Elle se retourna. Gabriela était dans l’entrée. La bonne portait dans ses bras des draps propres qu’elle allait ranger dans le placard.
Riley bégaya.
— Gabriela, je… je dois y aller.
Gabriela resta bouche bée.
— Y aller ? Où ça ?
— On m’a confié un nouveau dossier. En Californie.
— Vous ne pouvez pas partir demain ? demanda Gabriela.
Riley avala sa salive.
— Gabriela, l’avion du FBI m’attend. Je dois y aller.
Gabriela secoua la tête. Elle dit :
— C’est bien de chasser les assassins. Mais je crois que parfois vous en oubliez ce qui est important.
Gabriela disparut dans le couloir.
Riley soupira. Depuis quand Riley payait-elle Gabriela pour être sa conscience ?
Mais elle ne pouvait pas se plaindre. C’était un travail que Gabriela faisait à merveille.
Riley baissa les yeux vers sa valise.
Elle secoua la tête en murmurant…
— Je ne peux pas faire ça à Jilly. Je ne peux pas.
Toute sa vie, elle avait sacrifié ses enfants à son travail. Chaque fois. Elle n’avait jamais fait le contraire.
Et voilà, pensa-t-elle, ce qui n’allait pas dans sa vie. Voilà ce qui nourrissait l’obscurité dans sa tête.
Elle avait assez de courage pour affronter un tueur en série. Mais en avait-elle assez pour mettre son travail de côté et faire de ses enfants sa priorité ?
Au même instant, Bill et Lucy se préparaient à prendre l’avion pour la Californie.
Ils étaient censés se retrouver à l’aéroport de Quantico.
Riley soupira d’un air misérable.
Il n’y avait qu’un seul moyen de régler ce problème – si elle pouvait le régler.
Elle devait essayer.
Elle sortit son téléphone et composa le numéro privé de Meredith.
En entendant sa voix bourrue, elle dit :
— Monsieur, c’est l’agent Paige.
— Qu’est-ce qui se passe ? demanda Meredith.
Il y avait une pointe d’inquiétude dans sa voix. Ce n’était pas étonnant. Riley n’utilisait jamais ce numéro, sauf quand la situation était catastrophique.
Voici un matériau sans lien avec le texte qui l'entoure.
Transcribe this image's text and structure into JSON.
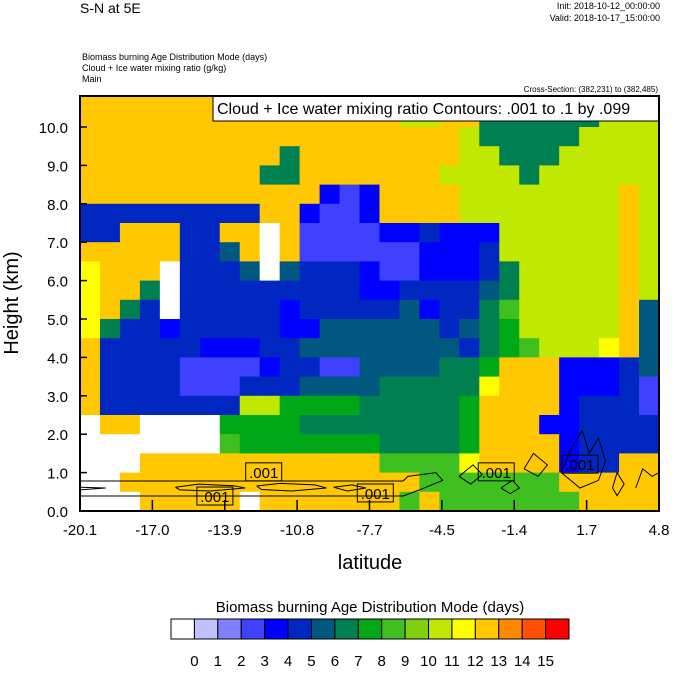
{
  "header": {
    "title": "S-N at 5E",
    "init": "Init: 2018-10-12_00:00:00",
    "valid": "Valid: 2018-10-17_15:00:00",
    "field_lines": [
      "Biomass burning Age Distribution Mode   (days)",
      "Cloud + Ice water mixing ratio   (g/kg)",
      "Main"
    ],
    "cross_section": "Cross-Section: (382,231) to (382,485)"
  },
  "chart_data": {
    "type": "heatmap",
    "title": "S-N at 5E",
    "xlabel": "latitude",
    "ylabel": "Height (km)",
    "xlim": [
      -20.1,
      4.8
    ],
    "ylim": [
      0,
      10.8
    ],
    "xticks": [
      "-20.1",
      "-17.0",
      "-13.9",
      "-10.8",
      "-7.7",
      "-4.5",
      "-1.4",
      "1.7",
      "4.8"
    ],
    "yticks": [
      "0.0",
      "1.0",
      "2.0",
      "3.0",
      "4.0",
      "5.0",
      "6.0",
      "7.0",
      "8.0",
      "9.0",
      "10.0"
    ],
    "grid_note": "rows from top (11 km) down in 0.5 km steps; chars are colorbar bin indices 0-g",
    "grid": [
      "dddddddddddddddddddd777777bbb",
      "ddddddddddddddddbbdd777777bbb",
      "dddddddddddddddddddb77777bbbb",
      "dddddddddd7ddddddddbb777bbbbb",
      "ddddddddd77dddddddbbbb7bbbbbb",
      "dddddddddddd434ddddbbbbbbbbdb",
      "555555555dd4334ddddbbbbbbbbdb",
      "55ddd55dd0d3333445444bbbbbbdb",
      "ddddd556d0d3333334445bbbbbbdb",
      "cddd055560655543344457bbbbbdb",
      "cdd7055555555544555567bbbbbdb",
      "cd75055555455555645579bbbbbd6",
      "c755455555446666665678bbbbbd6",
      "d5555544455666666665789bbbcd6",
      "d55553333455336666778ddd44456",
      "d5555333555666677777cddd44453",
      "d5555555bb8888777778dddd45553",
      "0dd00008888777777778ddd445555",
      "00000009888888877778dddd45555",
      "000dddddddddddd9999cdddd455dd",
      "00ddddddddddddddd9999999ddddd",
      "000ddddd0ddddddd9d9999999dddd"
    ],
    "contour_field": "Cloud + Ice water mixing ratio",
    "contour_legend": "Cloud + Ice water mixing ratio Contours: .001 to .1 by .099",
    "contour_labels": [
      {
        "text": ".001",
        "lat": -12.2,
        "km": 1.02
      },
      {
        "text": ".001",
        "lat": -14.3,
        "km": 0.39
      },
      {
        "text": ".001",
        "lat": -7.4,
        "km": 0.47
      },
      {
        "text": ".001",
        "lat": -2.2,
        "km": 1.02
      },
      {
        "text": ".001",
        "lat": 1.4,
        "km": 1.22
      }
    ],
    "contours": [
      [
        [
          -20.1,
          0.78
        ],
        [
          -6.2,
          0.78
        ],
        [
          -6.0,
          0.9
        ],
        [
          -4.8,
          1.0
        ],
        [
          -4.5,
          0.8
        ],
        [
          -5.5,
          0.55
        ],
        [
          -6.2,
          0.39
        ],
        [
          -20.1,
          0.39
        ]
      ],
      [
        [
          -20.1,
          0.62
        ],
        [
          -19.0,
          0.6
        ],
        [
          -20.1,
          0.55
        ]
      ],
      [
        [
          -16.0,
          0.62
        ],
        [
          -15.0,
          0.7
        ],
        [
          -13.5,
          0.66
        ],
        [
          -13.0,
          0.6
        ],
        [
          -14.5,
          0.52
        ],
        [
          -15.8,
          0.55
        ],
        [
          -16.0,
          0.62
        ]
      ],
      [
        [
          -12.5,
          0.65
        ],
        [
          -11.5,
          0.72
        ],
        [
          -10.0,
          0.68
        ],
        [
          -9.5,
          0.6
        ],
        [
          -11.0,
          0.52
        ],
        [
          -12.3,
          0.56
        ],
        [
          -12.5,
          0.65
        ]
      ],
      [
        [
          -9.2,
          0.62
        ],
        [
          -8.4,
          0.68
        ],
        [
          -7.8,
          0.6
        ],
        [
          -8.6,
          0.52
        ],
        [
          -9.2,
          0.62
        ]
      ],
      [
        [
          -3.8,
          0.9
        ],
        [
          -3.2,
          1.2
        ],
        [
          -2.8,
          0.95
        ],
        [
          -3.3,
          0.7
        ],
        [
          -3.8,
          0.9
        ]
      ],
      [
        [
          -1.0,
          1.1
        ],
        [
          -0.6,
          1.5
        ],
        [
          0.0,
          1.2
        ],
        [
          -0.4,
          0.9
        ],
        [
          -1.0,
          1.1
        ]
      ],
      [
        [
          0.6,
          1.0
        ],
        [
          1.0,
          1.6
        ],
        [
          1.5,
          2.1
        ],
        [
          1.8,
          1.5
        ],
        [
          2.2,
          1.9
        ],
        [
          2.5,
          1.3
        ],
        [
          2.2,
          0.8
        ],
        [
          1.4,
          0.6
        ],
        [
          0.6,
          1.0
        ]
      ],
      [
        [
          2.8,
          0.6
        ],
        [
          3.0,
          1.0
        ],
        [
          3.3,
          0.7
        ],
        [
          3.0,
          0.4
        ],
        [
          2.8,
          0.6
        ]
      ],
      [
        [
          3.8,
          0.6
        ],
        [
          4.1,
          1.1
        ],
        [
          4.5,
          0.9
        ],
        [
          4.8,
          1.0
        ]
      ],
      [
        [
          -2.0,
          0.6
        ],
        [
          -1.5,
          0.8
        ],
        [
          -1.2,
          0.6
        ],
        [
          -1.6,
          0.45
        ],
        [
          -2.0,
          0.6
        ]
      ]
    ]
  },
  "colorbar": {
    "title": "Biomass burning Age Distribution Mode  (days)",
    "colors": [
      "#ffffff",
      "#c0c0ff",
      "#8080ff",
      "#4040ff",
      "#0000ff",
      "#0028c0",
      "#005880",
      "#008050",
      "#00a818",
      "#40c020",
      "#80d010",
      "#c0e800",
      "#ffff00",
      "#ffc800",
      "#ff8800",
      "#ff5000",
      "#ff0000"
    ],
    "labels": [
      "0",
      "1",
      "2",
      "3",
      "4",
      "5",
      "6",
      "7",
      "8",
      "9",
      "10",
      "11",
      "12",
      "13",
      "14",
      "15"
    ]
  }
}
Elle prit son courage à deux mains et alla droit au but.
— Monsieur, j’aimerais repousser mon départ en Californie. Juste pour ce soir. Les agents Jeffreys et Vargas peuvent partir sans moi.
Après un bref silence, Meredith demanda :
— Quelle est votre urgence ?
Riley avala sa salive. Meredith ne lui rendait pas la tâche facile.
Mais elle ne mentirait pas.
D’une voix tremblante, elle bafouilla :
— Ma plus jeune fille, Jilly. Elle joue dans une pièce de théâtre, ce soir. Elle… Elle a le rôle principal.
Le silence au bout du fil lui parut assourdissant.
Il m’a raccroché au nez ? se demanda Riley.
Avec un grognement, Meredith dit :
— Vous pouvez répéter ? Je ne suis pas sûr d’avoir bien entendu.
Riley étouffa un soupir. Elle était certaine qu’il avait parfaitement entendu.
— Monsieur, c’est important pour elle, dit-elle de plus en plus nerveuse. Jilly est… Vous savez que j’essaye de l’adopter. Elle a eu une vie difficile et elle commence à sortir la tête de l’eau, mais elle est encore fragile et…
Riley se tut.
— Et quoi ? insista Meredith.
Riley avala sa salive.
— Je ne veux pas la décevoir. Pas cette fois. Pas aujourd’hui.
Un autre grave silence passa.
Mais Riley était de plus en plus déterminée.
— Monsieur, ça ne fera aucune différence, dit-elle. Les agents Jeffreys et Vargas vont y aller sans moi et vous savez de quoi ils sont capables. J’attraperai facilement le train en marche à mon arrivée.
— Et ce sera quand ? demanda Meredith.
— Demain matin. Tôt. J’irai à l’aéroport dès que la pièce sera finie. Et je prendrai le premier vol.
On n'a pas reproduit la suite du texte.